Private doctors ‘undercharging’

By Robin Stride

Accountants are warning private consultants they could be missing out on thousands of pounds because they have not regularly reviewed their fees.

They say many independent practitioners in London would be surprised to see how far they have fallen behind what others in their specialty now charge self-pay patients elsewhere.

martin-murray

Martin Murray

Martin Murray, a partner with Sandison Easson chartered accoun­tants, told Independent Practitioner Today: ‘When I go to Glasgow, I look at it as a benchmark and see consultants charging £200-£220 for an initial consultation and £160-£180 for follow-ups.

‘But in some cases in London, where running costs are higher, they can be charging lower – particularly for follow-up consultations.’

Mr Murray said there was ‘a general reluctance’ among consultants to increase their consultation charges and most specialists were not looking at their fees every 12 months.

They were mostly reviewing them every two or three years, but they should do it annually. Failure to review could amount to missing out on ‘several thousand pounds a year’.

Turning to fees for private medically insured patients, he recognised new consultants faced insurers’ restrictions on what they could charge, while existing consultants might be ‘fee assured’.

But with many consultants charging more for initial consultations, he believed there was still scope to look at follow-up consultation charges to see if these could be increased while still complying with medical insurers.

Mr Murray told consultants and GPs at the BMA’s private practice conference 2018 that one specialist in England doubted there even was any private practice in Glasgow. ‘I said: “Yes there is – and they are charging more than you. Put your fees up!”’

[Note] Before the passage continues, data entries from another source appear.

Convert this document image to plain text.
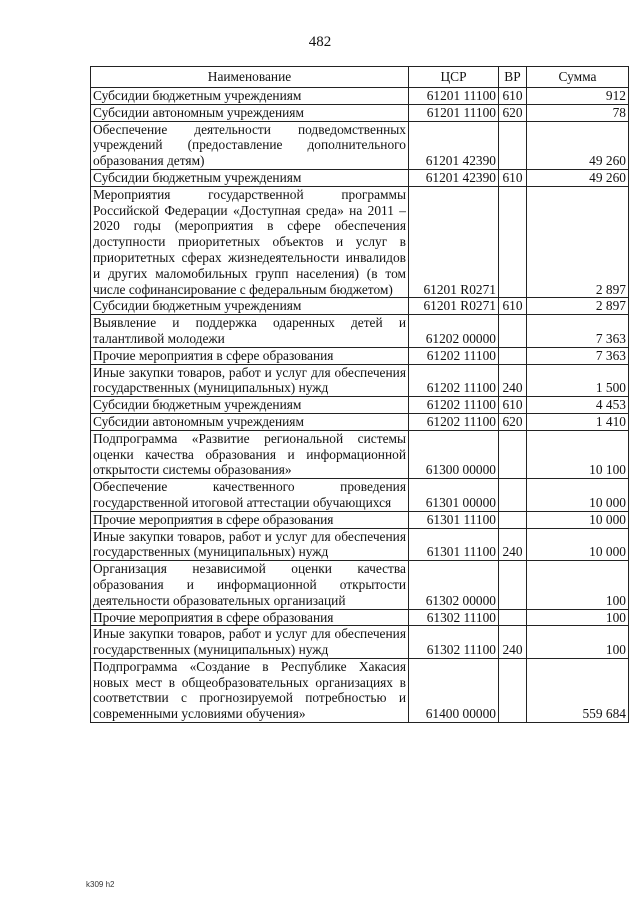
482
Наименование	ЦСР	ВР	Сумма
Субсидии бюджетным учреждениям	61201 11100	610	912
Субсидии автономным учреждениям	61201 11100	620	78
Обеспечение деятельности подведомственных учреждений (предоставление дополнительного образования детям)	61201 42390		49 260
Субсидии бюджетным учреждениям	61201 42390	610	49 260
Мероприятия государственной программы Российской Федерации «Доступная среда» на 2011 – 2020 годы (мероприятия в сфере обеспечения доступности приоритетных объектов и услуг в приоритетных сферах жизнедеятельности инвалидов и других маломобильных групп населения) (в том числе софинансирование с федеральным бюджетом)	61201 R0271		2 897
Субсидии бюджетным учреждениям	61201 R0271	610	2 897
Выявление и поддержка одаренных детей и талантливой молодежи	61202 00000		7 363
Прочие мероприятия в сфере образования	61202 11100		7 363
Иные закупки товаров, работ и услуг для обеспечения государственных (муниципальных) нужд	61202 11100	240	1 500
Субсидии бюджетным учреждениям	61202 11100	610	4 453
Субсидии автономным учреждениям	61202 11100	620	1 410
Подпрограмма «Развитие региональной системы оценки качества образования и информационной открытости системы образования»	61300 00000		10 100
Обеспечение качественного проведения государственной итоговой аттестации обучающихся	61301 00000		10 000
Прочие мероприятия в сфере образования	61301 11100		10 000
Иные закупки товаров, работ и услуг для обеспечения государственных (муниципальных) нужд	61301 11100	240	10 000
Организация независимой оценки качества образования и информационной открытости деятельности образовательных организаций	61302 00000		100
Прочие мероприятия в сфере образования	61302 11100		100
Иные закупки товаров, работ и услуг для обеспечения государственных (муниципальных) нужд	61302 11100	240	100
Подпрограмма «Создание в Республике Хакасия новых мест в общеобразовательных организациях в соответствии с прогнозируемой потребностью и современными условиями обучения»	61400 00000		559 684
k309 h2
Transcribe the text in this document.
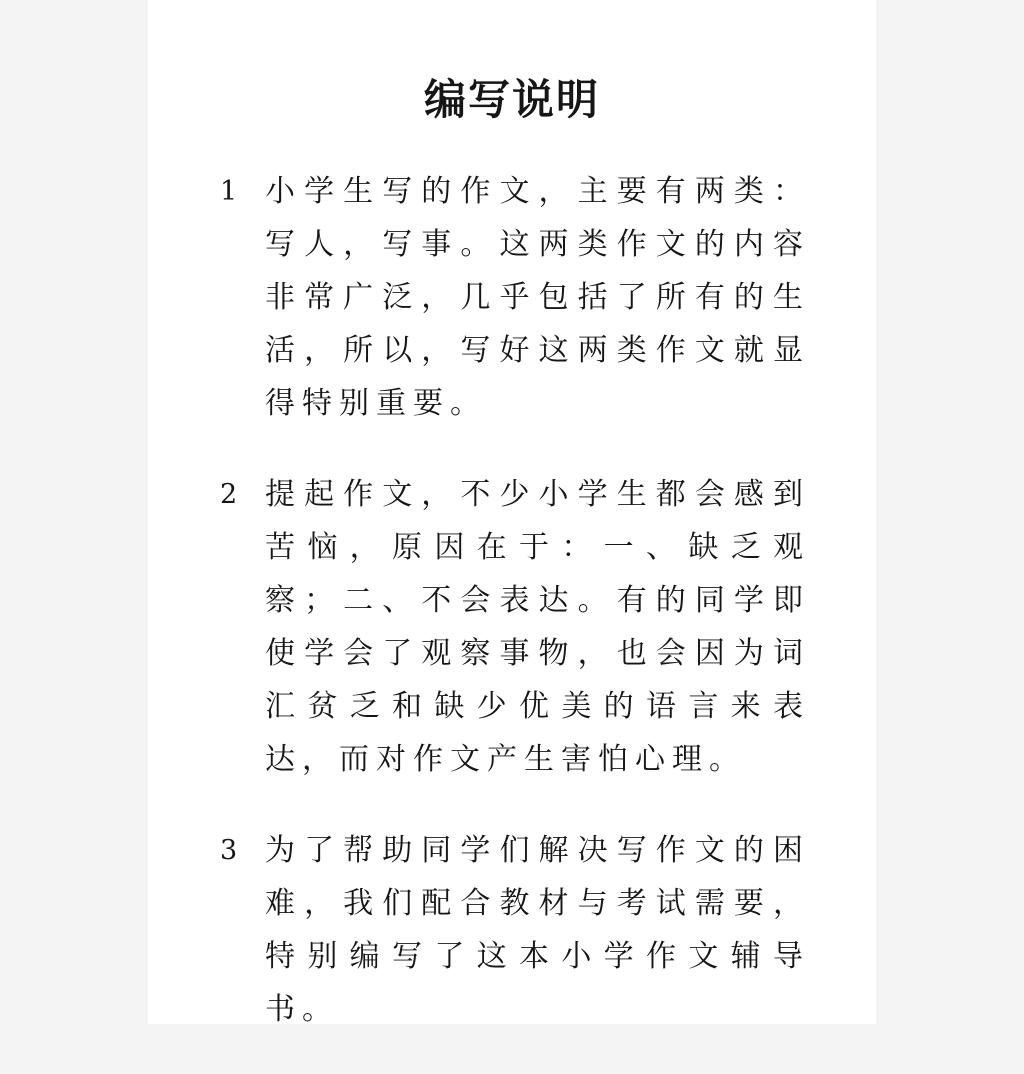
编写说明
1 小学生写的作文，主要有两类：写人，写事。这两类作文的内容非常广泛，几乎包括了所有的生活，所以，写好这两类作文就显得特别重要。
2 提起作文，不少小学生都会感到苦恼，原因在于：一、缺乏观察；二、不会表达。有的同学即使学会了观察事物，也会因为词汇贫乏和缺少优美的语言来表达，而对作文产生害怕心理。
3 为了帮助同学们解决写作文的困难，我们配合教材与考试需要，特别编写了这本小学作文辅导书。
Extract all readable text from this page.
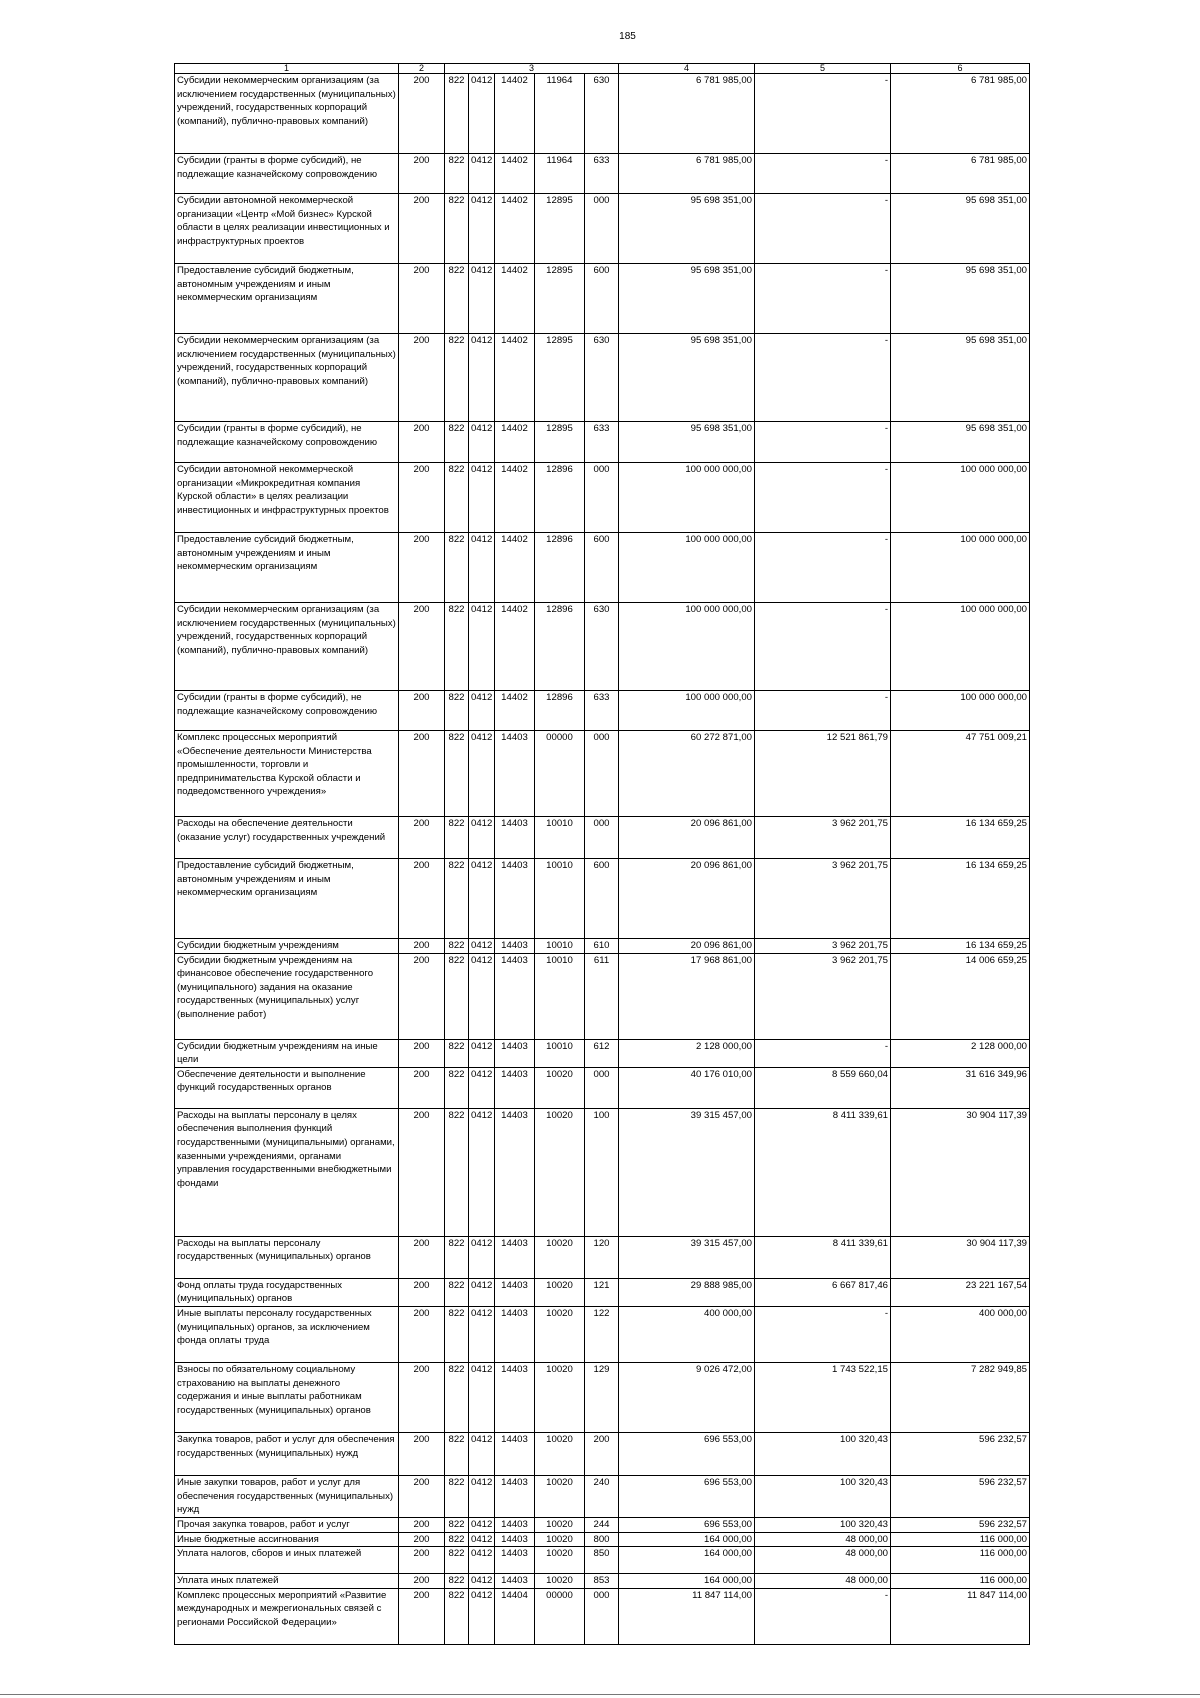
185
1	2	3					4	5	6
Субсидии некоммерческим организациям (за исключением государственных (муниципальных) учреждений, государственных корпораций (компаний), публично-правовых компаний)	200	822	0412	14402	11964	630	6 781 985,00	-	6 781 985,00
Субсидии (гранты в форме субсидий), не подлежащие казначейскому сопровождению	200	822	0412	14402	11964	633	6 781 985,00	-	6 781 985,00
Субсидии автономной некоммерческой организации «Центр «Мой бизнес» Курской области в целях реализации инвестиционных и инфраструктурных проектов	200	822	0412	14402	12895	000	95 698 351,00	-	95 698 351,00
Предоставление субсидий бюджетным, автономным учреждениям и иным некоммерческим организациям	200	822	0412	14402	12895	600	95 698 351,00	-	95 698 351,00
Субсидии некоммерческим организациям (за исключением государственных (муниципальных) учреждений, государственных корпораций (компаний), публично-правовых компаний)	200	822	0412	14402	12895	630	95 698 351,00	-	95 698 351,00
Субсидии (гранты в форме субсидий), не подлежащие казначейскому сопровождению	200	822	0412	14402	12895	633	95 698 351,00	-	95 698 351,00
Субсидии автономной некоммерческой организации «Микрокредитная компания Курской области» в целях реализации инвестиционных и инфраструктурных проектов	200	822	0412	14402	12896	000	100 000 000,00	-	100 000 000,00
Предоставление субсидий бюджетным, автономным учреждениям и иным некоммерческим организациям	200	822	0412	14402	12896	600	100 000 000,00	-	100 000 000,00
Субсидии некоммерческим организациям (за исключением государственных (муниципальных) учреждений, государственных корпораций (компаний), публично-правовых компаний)	200	822	0412	14402	12896	630	100 000 000,00	-	100 000 000,00
Субсидии (гранты в форме субсидий), не подлежащие казначейскому сопровождению	200	822	0412	14402	12896	633	100 000 000,00	-	100 000 000,00
Комплекс процессных мероприятий «Обеспечение деятельности Министерства промышленности, торговли и предпринимательства Курской области и подведомственного учреждения»	200	822	0412	14403	00000	000	60 272 871,00	12 521 861,79	47 751 009,21
Расходы на обеспечение деятельности (оказание услуг) государственных учреждений	200	822	0412	14403	10010	000	20 096 861,00	3 962 201,75	16 134 659,25
Предоставление субсидий бюджетным, автономным учреждениям и иным некоммерческим организациям	200	822	0412	14403	10010	600	20 096 861,00	3 962 201,75	16 134 659,25
Субсидии бюджетным учреждениям	200	822	0412	14403	10010	610	20 096 861,00	3 962 201,75	16 134 659,25
Субсидии бюджетным учреждениям на финансовое обеспечение государственного (муниципального) задания на оказание государственных (муниципальных) услуг (выполнение работ)	200	822	0412	14403	10010	611	17 968 861,00	3 962 201,75	14 006 659,25
Субсидии бюджетным учреждениям на иные цели	200	822	0412	14403	10010	612	2 128 000,00	-	2 128 000,00
Обеспечение деятельности и выполнение функций государственных органов	200	822	0412	14403	10020	000	40 176 010,00	8 559 660,04	31 616 349,96
Расходы на выплаты персоналу в целях обеспечения выполнения функций государственными (муниципальными) органами, казенными учреждениями, органами управления государственными внебюджетными фондами	200	822	0412	14403	10020	100	39 315 457,00	8 411 339,61	30 904 117,39
Расходы на выплаты персоналу государственных (муниципальных) органов	200	822	0412	14403	10020	120	39 315 457,00	8 411 339,61	30 904 117,39
Фонд оплаты труда государственных (муниципальных) органов	200	822	0412	14403	10020	121	29 888 985,00	6 667 817,46	23 221 167,54
Иные выплаты персоналу государственных (муниципальных) органов, за исключением фонда оплаты труда	200	822	0412	14403	10020	122	400 000,00	-	400 000,00
Взносы по обязательному социальному страхованию на выплаты денежного содержания и иные выплаты работникам государственных (муниципальных) органов	200	822	0412	14403	10020	129	9 026 472,00	1 743 522,15	7 282 949,85
Закупка товаров, работ и услуг для обеспечения государственных (муниципальных) нужд	200	822	0412	14403	10020	200	696 553,00	100 320,43	596 232,57
Иные закупки товаров, работ и услуг для обеспечения государственных (муниципальных) нужд	200	822	0412	14403	10020	240	696 553,00	100 320,43	596 232,57
Прочая закупка товаров, работ и услуг	200	822	0412	14403	10020	244	696 553,00	100 320,43	596 232,57
Иные бюджетные ассигнования	200	822	0412	14403	10020	800	164 000,00	48 000,00	116 000,00
Уплата налогов, сборов и иных платежей	200	822	0412	14403	10020	850	164 000,00	48 000,00	116 000,00
Уплата иных платежей	200	822	0412	14403	10020	853	164 000,00	48 000,00	116 000,00
Комплекс процессных мероприятий «Развитие международных и межрегиональных связей с регионами Российской Федерации»	200	822	0412	14404	00000	000	11 847 114,00	-	11 847 114,00
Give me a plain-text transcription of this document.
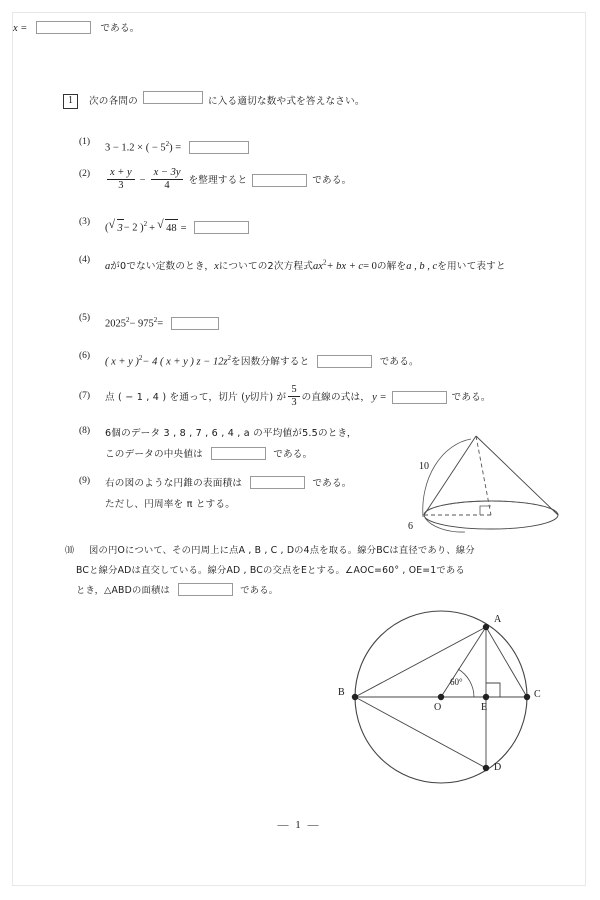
1	次の各問の	に入る適切な数や式を答えなさい。
(1)
3 − 1.2 × ( − $5^2$) =
(2)	$\frac{x + y}{3} - \frac{x - 3y}{4}$ を整理すると	である。
(3)
( √ 3− 2 )$^2$ + √ 48 =
(4)
aが0でない定数のとき，xについての2次方程式$ax^2+$ bx + c= 0の解をa , b , cを用いて表すと
x =	である。
(5)
$2025^2- 975^2=$
(6)
( x + y )$^2$− 4 ( x + y ) $z - 12z^2$を因数分解すると	である。
(7)	点 ( − 1 , 4 ) を通って，切片 ( y 切片) が $\frac{5}{3}$ の直線の式は， y =	である。
(8)	6個のデータ 3 , 8 , 7 , 6 , 4 , a の平均値が5.5のとき，
このデータの中央値は	である。
(9)	右の図のような円錐の表面積は	である。
ただし、円周率を π とする。
10
6
⑽	図の円Oについて、その円周上に点A , B , C , Dの4点を取る。線分BCは直径であり、線分
BCと線分ADは直交している。線分AD , BCの交点をEとする。∠AOC=60° , OE=1である
とき，△ABDの面積は	である。
A
B	C
D
O	E
60°
— 1 —
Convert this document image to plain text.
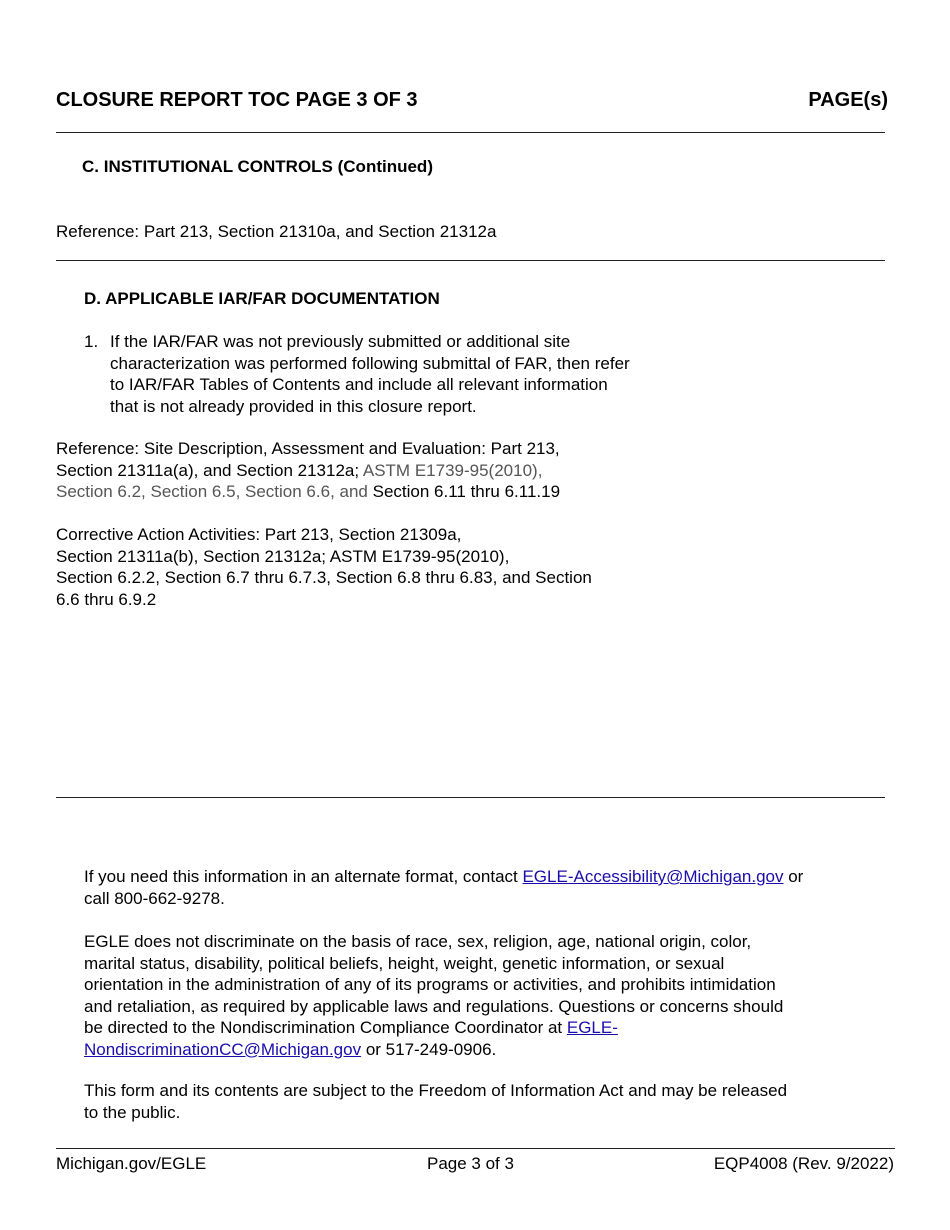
CLOSURE REPORT TOC PAGE 3 OF 3	PAGE(s)
C. INSTITUTIONAL CONTROLS (Continued)
Reference: Part 213, Section 21310a, and Section 21312a
D. APPLICABLE IAR/FAR DOCUMENTATION
1. If the IAR/FAR was not previously submitted or additional site

characterization was performed following submittal of FAR, then refer

to IAR/FAR Tables of Contents and include all relevant information

that is not already provided in this closure report.

Reference: Site Description, Assessment and Evaluation: Part 213,

Section 21311a(a), and Section 21312a; ASTM E1739-95(2010),

Section 6.2, Section 6.5, Section 6.6, and Section 6.11 thru 6.11.19

Corrective Action Activities: Part 213, Section 21309a,

Section 21311a(b), Section 21312a; ASTM E1739-95(2010),

Section 6.2.2, Section 6.7 thru 6.7.3, Section 6.8 thru 6.83, and Section

6.6 thru 6.9.2

If you need this information in an alternate format, contact EGLE-Accessibility@Michigan.gov or

call 800-662-9278.

EGLE does not discriminate on the basis of race, sex, religion, age, national origin, color,

marital status, disability, political beliefs, height, weight, genetic information, or sexual

orientation in the administration of any of its programs or activities, and prohibits intimidation

and retaliation, as required by applicable laws and regulations. Questions or concerns should

be directed to the Nondiscrimination Compliance Coordinator at EGLE-

NondiscriminationCC@Michigan.gov or 517-249-0906.

This form and its contents are subject to the Freedom of Information Act and may be released

to the public.

Michigan.gov/EGLE	Page 3 of 3	EQP4008 (Rev. 9/2022)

Doctors were shocked to hear him quoting cases of cosmetic nurses grossing as much as £300,000-£400,000 a year in their highly marketed businesses.

He said the many NHS GPs seeing cosmetic work as their first foray into private practice needed to change their mindset because they were up against ‘serious competitors’.

The ‘review your fees’ message follows our ‘fee publication fiasco’ front-page report in March spelling out the practicality problems of the Competition and Markets Auth­ority’s demands for consultants to send patients written information about charges before seeing them.

Providers are required to ensure their consultants’ fee information is always given by a letter from the specialist.

At the meeting, BMA private practice committee chairman Mr Derek Machin threw his weight behind the Federation of Indep­endent Practitioner Organisations, which has warned the fees clarity drive will bring increased complexity for consultants and patients.

He called the fee letter requirement ‘completely mad’ and claimed it would ‘whither on the vine’. He said it sounded simple but was complex and unmanageable.

Later he told Independent Pract­itioner Today: ‘It’s a magnificent shambles. I don’t think anybody is doing it. The CMA’s own survey indicated fees weren’t a big issue to patients. This was something which was never going to work.

‘The CMA’s own survey indicated fees weren’t a big issue to patients. It’s very rare to get somebody whose fees are severely out of kilter with others.’